Джордан шагнул через порог, и вся мерзость устремилась к нему. Гадкие чудовища, которым не могло быть места в нормальном мире, буйствуя, поднимались с пола, их поражали молниеносные удары мечей. Поток монстров обратился вспять, не выдержав натиска неумолимой стали, и Джордан повел людей дальше. Гэвэйн сражался слева от актера, его секира сияла как солнце. Меч Таггерт крушил мерзких тварей по правую руку от Джордана. Позади Корд, бросив растворившуюся в воздухе палицу, схватил взявшийся ниоткуда огромный боевой молот и, сжав его рукоять обеими руками, ринулся в битву. Насаженный на полированный дубовый шест длиной по меньшей мере футов в пять, стальной молот весил, наверное, фунтов двадцать. Обычный человек не смог бы даже просто удержать его, но Корд размахивал им, точно детским деревянным молоточком. В помощнике Хранительницы было не больше реального, чем в чудовищах, с которыми он сражался, но даже до его лицу при виде их пробегала тень отвращения. Он, может, и был порождением тьмы, но его сердце и помыслы принадлежали свету. Под потолком медленно вращался Монах, сквозь которого безумие потоком рвалось в мир.

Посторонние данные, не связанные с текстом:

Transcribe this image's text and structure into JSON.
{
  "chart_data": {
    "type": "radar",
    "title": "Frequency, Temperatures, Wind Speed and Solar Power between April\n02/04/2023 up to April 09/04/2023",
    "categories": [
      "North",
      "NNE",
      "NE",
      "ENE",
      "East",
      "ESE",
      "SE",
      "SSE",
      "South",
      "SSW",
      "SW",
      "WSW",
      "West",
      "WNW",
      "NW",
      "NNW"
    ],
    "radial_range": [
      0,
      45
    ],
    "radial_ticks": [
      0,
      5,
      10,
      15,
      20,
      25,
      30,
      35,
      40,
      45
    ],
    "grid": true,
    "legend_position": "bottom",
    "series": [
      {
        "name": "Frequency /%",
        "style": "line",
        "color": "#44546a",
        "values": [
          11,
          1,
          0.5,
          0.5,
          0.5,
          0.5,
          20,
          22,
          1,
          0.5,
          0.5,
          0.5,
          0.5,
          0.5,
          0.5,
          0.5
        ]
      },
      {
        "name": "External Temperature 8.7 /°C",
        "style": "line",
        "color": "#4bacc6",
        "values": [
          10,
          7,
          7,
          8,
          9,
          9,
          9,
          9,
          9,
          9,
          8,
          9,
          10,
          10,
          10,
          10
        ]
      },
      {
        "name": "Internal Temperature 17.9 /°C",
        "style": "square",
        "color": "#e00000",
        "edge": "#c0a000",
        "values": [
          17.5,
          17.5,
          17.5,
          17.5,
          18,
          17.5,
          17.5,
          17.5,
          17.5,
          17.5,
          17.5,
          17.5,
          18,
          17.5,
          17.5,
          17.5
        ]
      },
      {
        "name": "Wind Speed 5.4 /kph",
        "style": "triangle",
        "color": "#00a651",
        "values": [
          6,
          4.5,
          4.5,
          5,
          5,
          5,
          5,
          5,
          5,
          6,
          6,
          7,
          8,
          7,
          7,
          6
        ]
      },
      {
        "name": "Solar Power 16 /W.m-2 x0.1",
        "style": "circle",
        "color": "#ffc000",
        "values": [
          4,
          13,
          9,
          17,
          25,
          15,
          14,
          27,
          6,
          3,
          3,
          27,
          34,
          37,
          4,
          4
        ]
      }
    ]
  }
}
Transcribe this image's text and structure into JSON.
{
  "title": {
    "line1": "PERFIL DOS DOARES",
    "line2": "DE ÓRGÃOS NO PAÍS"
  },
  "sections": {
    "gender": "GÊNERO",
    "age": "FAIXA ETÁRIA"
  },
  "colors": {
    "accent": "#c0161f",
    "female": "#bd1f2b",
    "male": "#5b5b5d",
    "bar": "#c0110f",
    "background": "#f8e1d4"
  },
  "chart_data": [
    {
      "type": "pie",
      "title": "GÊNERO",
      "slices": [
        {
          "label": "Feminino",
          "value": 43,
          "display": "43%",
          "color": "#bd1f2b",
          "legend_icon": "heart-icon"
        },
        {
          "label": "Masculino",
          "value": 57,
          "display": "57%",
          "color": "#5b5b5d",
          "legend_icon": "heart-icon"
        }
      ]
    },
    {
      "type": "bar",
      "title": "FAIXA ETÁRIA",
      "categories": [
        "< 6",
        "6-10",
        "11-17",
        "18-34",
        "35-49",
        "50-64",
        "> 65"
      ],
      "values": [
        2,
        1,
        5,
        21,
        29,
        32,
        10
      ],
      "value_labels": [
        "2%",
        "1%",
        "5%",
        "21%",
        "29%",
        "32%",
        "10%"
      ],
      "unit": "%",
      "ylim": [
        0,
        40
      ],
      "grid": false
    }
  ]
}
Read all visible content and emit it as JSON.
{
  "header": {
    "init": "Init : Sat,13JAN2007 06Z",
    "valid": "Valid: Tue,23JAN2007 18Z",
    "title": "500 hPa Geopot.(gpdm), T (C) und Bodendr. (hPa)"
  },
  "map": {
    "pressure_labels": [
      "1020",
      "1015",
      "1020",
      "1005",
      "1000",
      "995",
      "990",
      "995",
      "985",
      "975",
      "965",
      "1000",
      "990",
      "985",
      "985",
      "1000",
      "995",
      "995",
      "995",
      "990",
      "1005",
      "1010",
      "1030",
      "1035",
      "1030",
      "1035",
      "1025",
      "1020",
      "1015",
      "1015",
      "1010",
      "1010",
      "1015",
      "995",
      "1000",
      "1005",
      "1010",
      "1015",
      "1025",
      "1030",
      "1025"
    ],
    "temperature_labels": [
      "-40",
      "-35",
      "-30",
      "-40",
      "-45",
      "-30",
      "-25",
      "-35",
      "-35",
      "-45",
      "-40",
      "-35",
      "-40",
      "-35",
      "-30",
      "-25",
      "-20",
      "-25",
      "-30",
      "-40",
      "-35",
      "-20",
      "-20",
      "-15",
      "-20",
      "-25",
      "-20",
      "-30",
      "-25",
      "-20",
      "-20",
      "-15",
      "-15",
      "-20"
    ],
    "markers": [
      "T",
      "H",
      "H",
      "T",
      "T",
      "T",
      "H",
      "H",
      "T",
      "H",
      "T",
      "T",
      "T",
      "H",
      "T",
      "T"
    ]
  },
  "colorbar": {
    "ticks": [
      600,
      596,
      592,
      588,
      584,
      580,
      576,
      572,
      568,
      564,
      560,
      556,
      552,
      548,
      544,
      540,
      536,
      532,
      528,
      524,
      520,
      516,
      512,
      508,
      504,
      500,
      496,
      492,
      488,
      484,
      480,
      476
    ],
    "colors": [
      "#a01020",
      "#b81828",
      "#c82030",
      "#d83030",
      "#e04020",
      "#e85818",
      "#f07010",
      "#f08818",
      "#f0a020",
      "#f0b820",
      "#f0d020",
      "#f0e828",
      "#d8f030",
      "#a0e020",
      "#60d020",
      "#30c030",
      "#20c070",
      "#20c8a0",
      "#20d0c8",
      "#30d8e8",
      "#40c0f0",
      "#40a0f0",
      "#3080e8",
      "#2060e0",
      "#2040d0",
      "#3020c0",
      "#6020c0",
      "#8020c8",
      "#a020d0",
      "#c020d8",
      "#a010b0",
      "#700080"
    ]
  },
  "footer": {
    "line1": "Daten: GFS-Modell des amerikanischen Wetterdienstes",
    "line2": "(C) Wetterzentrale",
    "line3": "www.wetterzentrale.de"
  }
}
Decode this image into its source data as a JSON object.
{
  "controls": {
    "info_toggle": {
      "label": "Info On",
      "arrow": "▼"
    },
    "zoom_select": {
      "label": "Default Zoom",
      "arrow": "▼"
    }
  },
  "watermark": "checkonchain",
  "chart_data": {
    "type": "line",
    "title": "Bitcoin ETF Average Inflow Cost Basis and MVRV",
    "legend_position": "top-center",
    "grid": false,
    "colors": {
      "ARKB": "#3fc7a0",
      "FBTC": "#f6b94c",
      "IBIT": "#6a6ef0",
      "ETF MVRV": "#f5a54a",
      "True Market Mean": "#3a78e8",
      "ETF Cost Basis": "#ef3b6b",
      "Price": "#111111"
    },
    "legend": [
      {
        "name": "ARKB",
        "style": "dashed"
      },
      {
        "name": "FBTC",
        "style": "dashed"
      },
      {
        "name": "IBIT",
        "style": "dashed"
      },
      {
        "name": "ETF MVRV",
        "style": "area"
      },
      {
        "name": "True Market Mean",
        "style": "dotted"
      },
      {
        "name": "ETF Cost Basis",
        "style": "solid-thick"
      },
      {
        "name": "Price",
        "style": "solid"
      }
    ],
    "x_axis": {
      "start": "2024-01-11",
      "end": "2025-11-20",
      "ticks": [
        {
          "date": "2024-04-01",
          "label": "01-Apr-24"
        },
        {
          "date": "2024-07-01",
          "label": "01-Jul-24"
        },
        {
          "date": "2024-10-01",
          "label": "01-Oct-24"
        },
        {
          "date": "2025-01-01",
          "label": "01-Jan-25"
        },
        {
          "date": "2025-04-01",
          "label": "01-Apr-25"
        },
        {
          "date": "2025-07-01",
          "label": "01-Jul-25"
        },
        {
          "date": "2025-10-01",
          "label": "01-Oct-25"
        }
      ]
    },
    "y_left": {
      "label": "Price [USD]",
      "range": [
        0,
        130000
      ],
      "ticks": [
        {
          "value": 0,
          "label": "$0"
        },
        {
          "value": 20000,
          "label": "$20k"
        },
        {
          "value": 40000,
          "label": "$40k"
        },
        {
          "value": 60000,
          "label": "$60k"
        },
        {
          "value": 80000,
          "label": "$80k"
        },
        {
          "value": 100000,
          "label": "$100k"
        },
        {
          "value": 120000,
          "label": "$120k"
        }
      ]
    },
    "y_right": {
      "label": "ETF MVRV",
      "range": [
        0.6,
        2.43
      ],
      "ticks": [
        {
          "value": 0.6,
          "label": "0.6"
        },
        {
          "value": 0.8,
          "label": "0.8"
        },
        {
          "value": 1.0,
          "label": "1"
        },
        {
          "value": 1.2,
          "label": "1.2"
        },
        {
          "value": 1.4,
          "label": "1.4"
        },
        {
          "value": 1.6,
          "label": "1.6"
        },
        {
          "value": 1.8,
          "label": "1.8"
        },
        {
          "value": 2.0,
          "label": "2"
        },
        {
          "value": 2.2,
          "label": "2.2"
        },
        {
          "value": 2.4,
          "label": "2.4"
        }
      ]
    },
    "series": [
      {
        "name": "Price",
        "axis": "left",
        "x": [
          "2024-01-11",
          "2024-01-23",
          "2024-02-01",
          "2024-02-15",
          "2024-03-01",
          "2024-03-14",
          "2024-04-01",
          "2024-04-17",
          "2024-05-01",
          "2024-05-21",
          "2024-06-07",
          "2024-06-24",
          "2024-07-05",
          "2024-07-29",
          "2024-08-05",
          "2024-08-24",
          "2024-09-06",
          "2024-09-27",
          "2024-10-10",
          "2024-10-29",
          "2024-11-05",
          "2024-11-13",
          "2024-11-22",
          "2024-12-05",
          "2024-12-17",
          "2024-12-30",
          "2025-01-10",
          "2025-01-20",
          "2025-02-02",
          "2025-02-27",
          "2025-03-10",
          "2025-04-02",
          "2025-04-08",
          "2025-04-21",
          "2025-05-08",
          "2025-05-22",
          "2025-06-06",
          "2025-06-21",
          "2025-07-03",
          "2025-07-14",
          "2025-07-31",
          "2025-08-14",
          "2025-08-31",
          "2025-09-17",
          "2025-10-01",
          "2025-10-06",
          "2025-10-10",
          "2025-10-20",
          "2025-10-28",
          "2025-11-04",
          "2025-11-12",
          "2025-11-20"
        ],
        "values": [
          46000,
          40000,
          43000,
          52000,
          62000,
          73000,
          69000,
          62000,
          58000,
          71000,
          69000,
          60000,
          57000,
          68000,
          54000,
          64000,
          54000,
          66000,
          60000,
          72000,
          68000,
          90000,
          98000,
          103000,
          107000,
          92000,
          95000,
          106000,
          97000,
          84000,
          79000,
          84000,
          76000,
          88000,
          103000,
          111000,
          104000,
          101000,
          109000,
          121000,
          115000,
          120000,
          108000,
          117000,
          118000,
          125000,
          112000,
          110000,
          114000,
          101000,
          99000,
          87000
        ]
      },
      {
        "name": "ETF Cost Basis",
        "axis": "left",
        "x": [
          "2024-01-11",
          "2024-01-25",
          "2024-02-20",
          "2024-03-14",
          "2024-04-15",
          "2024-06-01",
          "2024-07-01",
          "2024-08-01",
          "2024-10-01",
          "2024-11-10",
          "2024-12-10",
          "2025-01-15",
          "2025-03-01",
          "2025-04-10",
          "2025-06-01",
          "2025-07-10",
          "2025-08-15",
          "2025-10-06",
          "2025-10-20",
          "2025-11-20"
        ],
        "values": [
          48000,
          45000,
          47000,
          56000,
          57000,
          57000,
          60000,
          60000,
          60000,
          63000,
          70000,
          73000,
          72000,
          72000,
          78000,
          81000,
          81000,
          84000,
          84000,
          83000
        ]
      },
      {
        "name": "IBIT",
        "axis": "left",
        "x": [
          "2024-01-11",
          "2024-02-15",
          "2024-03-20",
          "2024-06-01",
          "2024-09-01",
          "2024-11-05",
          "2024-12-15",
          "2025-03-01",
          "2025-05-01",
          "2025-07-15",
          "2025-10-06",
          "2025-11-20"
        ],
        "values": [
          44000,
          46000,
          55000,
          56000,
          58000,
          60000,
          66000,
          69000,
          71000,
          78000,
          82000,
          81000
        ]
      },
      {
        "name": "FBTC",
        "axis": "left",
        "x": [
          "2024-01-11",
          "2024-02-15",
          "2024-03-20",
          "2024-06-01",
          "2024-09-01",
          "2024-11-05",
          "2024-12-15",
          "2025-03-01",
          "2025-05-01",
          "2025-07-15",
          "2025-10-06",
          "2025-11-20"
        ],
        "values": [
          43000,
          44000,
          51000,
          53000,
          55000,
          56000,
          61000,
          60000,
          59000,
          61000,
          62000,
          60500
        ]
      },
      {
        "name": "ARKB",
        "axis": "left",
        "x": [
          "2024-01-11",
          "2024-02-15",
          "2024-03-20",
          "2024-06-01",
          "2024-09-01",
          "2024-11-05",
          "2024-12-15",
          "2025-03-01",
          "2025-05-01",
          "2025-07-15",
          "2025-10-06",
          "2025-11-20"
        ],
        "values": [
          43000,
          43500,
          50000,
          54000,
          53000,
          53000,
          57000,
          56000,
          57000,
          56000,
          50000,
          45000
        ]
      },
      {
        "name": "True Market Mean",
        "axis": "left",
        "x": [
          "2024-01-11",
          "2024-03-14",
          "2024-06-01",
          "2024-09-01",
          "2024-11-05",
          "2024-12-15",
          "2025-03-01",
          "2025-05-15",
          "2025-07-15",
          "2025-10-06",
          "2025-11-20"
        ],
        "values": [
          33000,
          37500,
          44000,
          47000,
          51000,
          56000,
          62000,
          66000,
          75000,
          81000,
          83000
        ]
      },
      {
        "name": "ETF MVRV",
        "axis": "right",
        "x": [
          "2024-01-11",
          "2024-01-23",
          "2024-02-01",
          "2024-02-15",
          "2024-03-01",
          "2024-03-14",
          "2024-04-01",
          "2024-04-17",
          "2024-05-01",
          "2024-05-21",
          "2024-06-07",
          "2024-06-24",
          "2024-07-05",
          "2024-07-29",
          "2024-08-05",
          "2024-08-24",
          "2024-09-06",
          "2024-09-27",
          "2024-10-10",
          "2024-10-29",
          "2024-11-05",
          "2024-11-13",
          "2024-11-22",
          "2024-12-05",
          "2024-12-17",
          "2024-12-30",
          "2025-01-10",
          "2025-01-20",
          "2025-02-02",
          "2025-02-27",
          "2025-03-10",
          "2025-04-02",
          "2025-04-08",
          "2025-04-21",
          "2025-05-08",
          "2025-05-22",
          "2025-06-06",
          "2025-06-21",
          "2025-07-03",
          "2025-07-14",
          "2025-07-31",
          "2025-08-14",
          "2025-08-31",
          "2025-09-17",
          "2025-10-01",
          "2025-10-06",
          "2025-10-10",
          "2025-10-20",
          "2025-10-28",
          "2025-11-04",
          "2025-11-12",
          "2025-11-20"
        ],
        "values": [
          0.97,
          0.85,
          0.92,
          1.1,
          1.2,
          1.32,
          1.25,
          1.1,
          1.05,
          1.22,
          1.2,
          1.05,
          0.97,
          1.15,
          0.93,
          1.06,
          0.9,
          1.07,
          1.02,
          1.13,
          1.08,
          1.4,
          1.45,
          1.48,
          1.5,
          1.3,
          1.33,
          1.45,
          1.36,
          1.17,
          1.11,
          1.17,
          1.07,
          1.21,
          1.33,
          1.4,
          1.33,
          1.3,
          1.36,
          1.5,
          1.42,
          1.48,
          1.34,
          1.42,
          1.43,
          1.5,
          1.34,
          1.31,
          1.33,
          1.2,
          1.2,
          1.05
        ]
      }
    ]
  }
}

Твари, походившие на жуткие подобия людей, вылезали из проломов в полу. Нечто огромное и темное проползло по стене и прыгнуло на воинов, опрокидывая их на пол. Сети розовой и фиолетовой паутины возникли в воздухе и упали на сражавшихся, стягиваясь в блестящие коконы, пожирающие захваченных ими людей. Одна из стен превратилась в страшное нечеловеческое лицо. Не менее дюжины людей лишились рассудка, взглянув в его огромные золотые глаза и увидев то, что было в них. Но все-таки Джордан и его дружина постепенно приближались к трону.
Мессир Гэвэйн сражался без устали, секира его взлетала и падала, всякий раз находя себе добычу. Битва полностью поглотила рыцаря, по лицу которого текла, перемешиваясь с потом, кровь. После смерти Эммы все мысли покинули воина, осталось лишь одно желание — отомстить. Ничто иное не имело значения для него. Ничто, кроме жажды убивать гнусных тварей, творивших зло повсюду в Полуночном Замке. Гэвэйн рубил и рубил всех этих чудовищ своей секирой, перед которой отступали порождения нереального мира. Рыцарь убивал одних и шел дальше, чтобы уничтожить других. Он ничего не чувствовал. Ничего.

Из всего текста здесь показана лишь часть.